Here’s a photo I took with an iPhone 6S at the Olympic park in East London:
The roof is made from a set of wooden slats and unless you downsize rather carefully you’ll get very nasty Moire effects. I had to compress the image quite heavily to upload to stackoverflow — if you’re interested, the original is here.
Here’s cv2 resize:
$ python3
Python 3.7.3 (default, Apr 3 2019, 05:39:12)
[GCC 8.3.0] on linux
Type "help", "copyright", "credits" or "license" for more information.
>>> import cv2
>>> x = cv2.imread("IMG_1869.JPG")
>>> y = cv2.resize(x, (120, 90))
>>> cv2.imwrite("cv2.png", y)
True
Here’s vipsthumbnail:
$ vipsthumbnail IMG_1869.JPG -s 120 -o vips.png
And here are the two downsized images side-by-side and zoomed by x2, with vipsthumbnail on the left:
(ImageMagick gives the same results as vipsthumbnail)

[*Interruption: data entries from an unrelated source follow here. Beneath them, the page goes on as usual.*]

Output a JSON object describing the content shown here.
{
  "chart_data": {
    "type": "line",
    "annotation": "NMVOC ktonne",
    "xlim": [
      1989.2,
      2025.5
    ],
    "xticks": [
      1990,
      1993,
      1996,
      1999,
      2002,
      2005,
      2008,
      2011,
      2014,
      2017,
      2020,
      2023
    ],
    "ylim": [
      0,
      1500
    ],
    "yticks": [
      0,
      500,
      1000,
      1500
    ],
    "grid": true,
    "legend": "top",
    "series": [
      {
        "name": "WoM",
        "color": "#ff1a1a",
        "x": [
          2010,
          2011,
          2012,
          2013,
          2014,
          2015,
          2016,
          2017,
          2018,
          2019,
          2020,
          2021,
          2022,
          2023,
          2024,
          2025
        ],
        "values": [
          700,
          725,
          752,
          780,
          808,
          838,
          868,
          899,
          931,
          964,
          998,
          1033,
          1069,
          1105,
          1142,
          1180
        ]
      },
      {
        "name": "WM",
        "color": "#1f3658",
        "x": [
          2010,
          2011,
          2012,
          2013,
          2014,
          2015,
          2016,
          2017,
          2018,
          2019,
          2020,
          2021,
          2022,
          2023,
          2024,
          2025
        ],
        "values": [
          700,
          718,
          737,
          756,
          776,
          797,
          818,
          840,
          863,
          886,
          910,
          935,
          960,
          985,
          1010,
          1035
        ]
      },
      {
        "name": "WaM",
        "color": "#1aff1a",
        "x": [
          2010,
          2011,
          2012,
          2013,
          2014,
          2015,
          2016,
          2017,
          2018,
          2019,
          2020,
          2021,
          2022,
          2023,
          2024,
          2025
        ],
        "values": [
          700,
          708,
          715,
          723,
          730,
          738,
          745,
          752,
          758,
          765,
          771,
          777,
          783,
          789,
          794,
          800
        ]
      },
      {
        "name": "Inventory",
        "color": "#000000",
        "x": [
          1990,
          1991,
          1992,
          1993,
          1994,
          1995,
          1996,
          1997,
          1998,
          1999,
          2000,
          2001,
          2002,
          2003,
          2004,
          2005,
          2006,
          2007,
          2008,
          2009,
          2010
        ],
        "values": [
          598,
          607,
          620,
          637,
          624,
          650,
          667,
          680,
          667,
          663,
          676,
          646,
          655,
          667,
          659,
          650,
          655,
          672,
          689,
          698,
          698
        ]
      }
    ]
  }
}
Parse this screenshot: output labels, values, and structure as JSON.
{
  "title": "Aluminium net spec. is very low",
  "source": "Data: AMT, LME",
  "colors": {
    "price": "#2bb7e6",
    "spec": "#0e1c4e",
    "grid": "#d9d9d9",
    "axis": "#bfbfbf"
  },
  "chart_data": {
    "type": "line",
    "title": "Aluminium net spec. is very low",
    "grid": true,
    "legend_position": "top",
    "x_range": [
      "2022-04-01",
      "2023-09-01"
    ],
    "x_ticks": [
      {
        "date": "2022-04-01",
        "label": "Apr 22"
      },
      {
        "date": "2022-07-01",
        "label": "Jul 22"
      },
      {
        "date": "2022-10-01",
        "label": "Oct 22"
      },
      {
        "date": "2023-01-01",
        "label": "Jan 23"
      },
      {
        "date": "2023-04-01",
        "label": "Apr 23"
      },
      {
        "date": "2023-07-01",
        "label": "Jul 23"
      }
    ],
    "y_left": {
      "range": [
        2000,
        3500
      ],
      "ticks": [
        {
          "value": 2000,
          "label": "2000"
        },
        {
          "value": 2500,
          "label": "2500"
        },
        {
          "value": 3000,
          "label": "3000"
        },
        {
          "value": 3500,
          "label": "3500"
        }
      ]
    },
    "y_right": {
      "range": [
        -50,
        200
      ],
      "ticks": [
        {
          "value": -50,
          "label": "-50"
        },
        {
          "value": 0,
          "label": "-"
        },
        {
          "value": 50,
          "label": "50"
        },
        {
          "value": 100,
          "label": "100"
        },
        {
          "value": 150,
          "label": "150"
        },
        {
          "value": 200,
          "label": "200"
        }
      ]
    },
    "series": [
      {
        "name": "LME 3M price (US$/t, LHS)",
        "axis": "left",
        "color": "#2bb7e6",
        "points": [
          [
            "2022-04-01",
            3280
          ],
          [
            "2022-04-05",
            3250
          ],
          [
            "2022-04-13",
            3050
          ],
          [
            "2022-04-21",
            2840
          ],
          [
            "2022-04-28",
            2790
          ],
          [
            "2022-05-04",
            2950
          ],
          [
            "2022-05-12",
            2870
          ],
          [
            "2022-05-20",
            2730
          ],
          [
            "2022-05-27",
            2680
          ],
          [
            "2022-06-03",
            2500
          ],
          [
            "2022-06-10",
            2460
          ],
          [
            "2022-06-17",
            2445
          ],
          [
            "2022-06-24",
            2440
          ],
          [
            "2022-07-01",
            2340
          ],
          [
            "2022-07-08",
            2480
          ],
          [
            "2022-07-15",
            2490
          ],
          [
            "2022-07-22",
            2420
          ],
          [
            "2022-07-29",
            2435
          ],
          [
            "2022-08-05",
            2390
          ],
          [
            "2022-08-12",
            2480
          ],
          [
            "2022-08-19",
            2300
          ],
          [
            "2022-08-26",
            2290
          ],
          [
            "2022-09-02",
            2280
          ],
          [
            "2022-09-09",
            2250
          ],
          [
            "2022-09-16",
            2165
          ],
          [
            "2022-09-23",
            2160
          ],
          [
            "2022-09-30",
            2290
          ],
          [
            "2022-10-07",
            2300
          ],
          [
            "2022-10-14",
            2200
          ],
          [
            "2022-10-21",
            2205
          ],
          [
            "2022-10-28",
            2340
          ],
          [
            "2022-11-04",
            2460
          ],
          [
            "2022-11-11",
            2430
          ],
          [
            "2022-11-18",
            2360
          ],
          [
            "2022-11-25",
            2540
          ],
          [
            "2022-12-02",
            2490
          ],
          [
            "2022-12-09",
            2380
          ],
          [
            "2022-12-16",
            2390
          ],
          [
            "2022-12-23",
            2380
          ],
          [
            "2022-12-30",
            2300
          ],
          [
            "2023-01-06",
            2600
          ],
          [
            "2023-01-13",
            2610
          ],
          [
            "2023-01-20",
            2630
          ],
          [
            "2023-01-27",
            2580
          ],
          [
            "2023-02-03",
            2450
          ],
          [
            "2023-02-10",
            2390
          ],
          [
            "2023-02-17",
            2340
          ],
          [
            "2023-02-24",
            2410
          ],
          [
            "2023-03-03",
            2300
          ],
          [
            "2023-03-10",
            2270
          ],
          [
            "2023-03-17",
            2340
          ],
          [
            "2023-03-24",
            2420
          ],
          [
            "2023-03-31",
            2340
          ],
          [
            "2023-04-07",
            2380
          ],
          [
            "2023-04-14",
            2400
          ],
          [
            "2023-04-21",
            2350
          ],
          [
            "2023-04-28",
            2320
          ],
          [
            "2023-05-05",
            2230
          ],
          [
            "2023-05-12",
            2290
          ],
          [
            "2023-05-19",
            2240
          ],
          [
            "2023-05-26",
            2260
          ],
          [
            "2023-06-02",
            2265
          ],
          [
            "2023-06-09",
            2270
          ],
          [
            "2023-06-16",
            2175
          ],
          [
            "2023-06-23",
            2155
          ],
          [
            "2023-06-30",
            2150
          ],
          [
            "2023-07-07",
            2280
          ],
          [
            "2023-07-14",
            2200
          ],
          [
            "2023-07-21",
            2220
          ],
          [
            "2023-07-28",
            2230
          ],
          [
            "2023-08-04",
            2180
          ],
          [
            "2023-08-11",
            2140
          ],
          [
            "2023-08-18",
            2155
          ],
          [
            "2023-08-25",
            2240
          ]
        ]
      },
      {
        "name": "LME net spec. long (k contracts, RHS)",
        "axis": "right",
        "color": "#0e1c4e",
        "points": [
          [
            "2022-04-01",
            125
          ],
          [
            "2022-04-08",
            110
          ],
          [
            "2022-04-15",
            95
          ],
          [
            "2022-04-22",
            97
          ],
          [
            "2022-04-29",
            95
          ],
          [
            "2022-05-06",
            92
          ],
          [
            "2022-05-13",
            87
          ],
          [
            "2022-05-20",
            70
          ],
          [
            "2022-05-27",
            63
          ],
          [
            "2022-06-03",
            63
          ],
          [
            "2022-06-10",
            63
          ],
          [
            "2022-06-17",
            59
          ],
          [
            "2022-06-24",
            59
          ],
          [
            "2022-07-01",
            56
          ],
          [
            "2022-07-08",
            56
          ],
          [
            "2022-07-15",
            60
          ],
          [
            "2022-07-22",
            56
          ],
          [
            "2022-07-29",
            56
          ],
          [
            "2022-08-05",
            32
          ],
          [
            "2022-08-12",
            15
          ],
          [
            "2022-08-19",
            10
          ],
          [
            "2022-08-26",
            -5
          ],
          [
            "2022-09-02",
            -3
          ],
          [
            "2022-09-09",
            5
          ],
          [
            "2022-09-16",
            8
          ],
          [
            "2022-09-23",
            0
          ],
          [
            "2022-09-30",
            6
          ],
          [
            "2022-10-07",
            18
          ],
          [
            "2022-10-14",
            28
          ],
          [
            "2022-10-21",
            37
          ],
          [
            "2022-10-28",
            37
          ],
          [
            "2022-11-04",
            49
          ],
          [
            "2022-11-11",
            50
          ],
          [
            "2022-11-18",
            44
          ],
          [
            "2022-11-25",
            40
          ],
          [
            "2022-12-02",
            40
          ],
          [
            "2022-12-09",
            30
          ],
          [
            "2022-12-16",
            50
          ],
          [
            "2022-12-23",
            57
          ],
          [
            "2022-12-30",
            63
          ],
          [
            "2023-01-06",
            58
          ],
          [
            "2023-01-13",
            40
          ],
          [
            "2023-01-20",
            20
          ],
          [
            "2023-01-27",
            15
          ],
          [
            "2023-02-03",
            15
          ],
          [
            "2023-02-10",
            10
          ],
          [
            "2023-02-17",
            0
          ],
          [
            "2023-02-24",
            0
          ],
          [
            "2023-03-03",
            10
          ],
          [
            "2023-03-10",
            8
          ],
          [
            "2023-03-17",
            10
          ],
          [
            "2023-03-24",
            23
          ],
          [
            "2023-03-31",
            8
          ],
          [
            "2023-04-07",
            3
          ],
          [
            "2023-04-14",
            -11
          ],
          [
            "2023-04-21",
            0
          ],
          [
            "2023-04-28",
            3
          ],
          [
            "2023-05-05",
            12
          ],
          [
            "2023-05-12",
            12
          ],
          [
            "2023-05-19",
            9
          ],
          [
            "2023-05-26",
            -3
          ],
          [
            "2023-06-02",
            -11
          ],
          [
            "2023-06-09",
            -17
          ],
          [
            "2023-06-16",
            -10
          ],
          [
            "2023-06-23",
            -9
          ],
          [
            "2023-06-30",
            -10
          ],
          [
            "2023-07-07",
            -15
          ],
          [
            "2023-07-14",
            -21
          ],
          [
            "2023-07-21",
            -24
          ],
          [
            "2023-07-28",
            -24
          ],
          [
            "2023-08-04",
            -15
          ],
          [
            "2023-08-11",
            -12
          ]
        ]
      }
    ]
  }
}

cv2 is defaults to BILINEAR, so it has a fixed 2×2 mask. For every point in the output image, it calculates the corresponding point in the input and takes the 2×2 average. This means it’s really only sampling at most 240 points in each line, and simply ignoring the other 3750! This produces ugly aliasing.
vipsthumbnail is doing a a more complex three stage downsize.
- It uses the libjpeg shrink-on-load feature to shrink the image by a factor of 8 in each axis with a box filter to turn the 4032 pixel across image to 504 x 378 pixels.
- It does a further 2 x 2 box filter shrink to get 252 x 189 pixels.
- It finishes with a 5 x 5 Lanczos3 kernel to get the output 120 x 90 pixel image.
This is supposed to give equivalent quality to a full Lanczos3 kernel, but be quicker because it can box filter most of the way.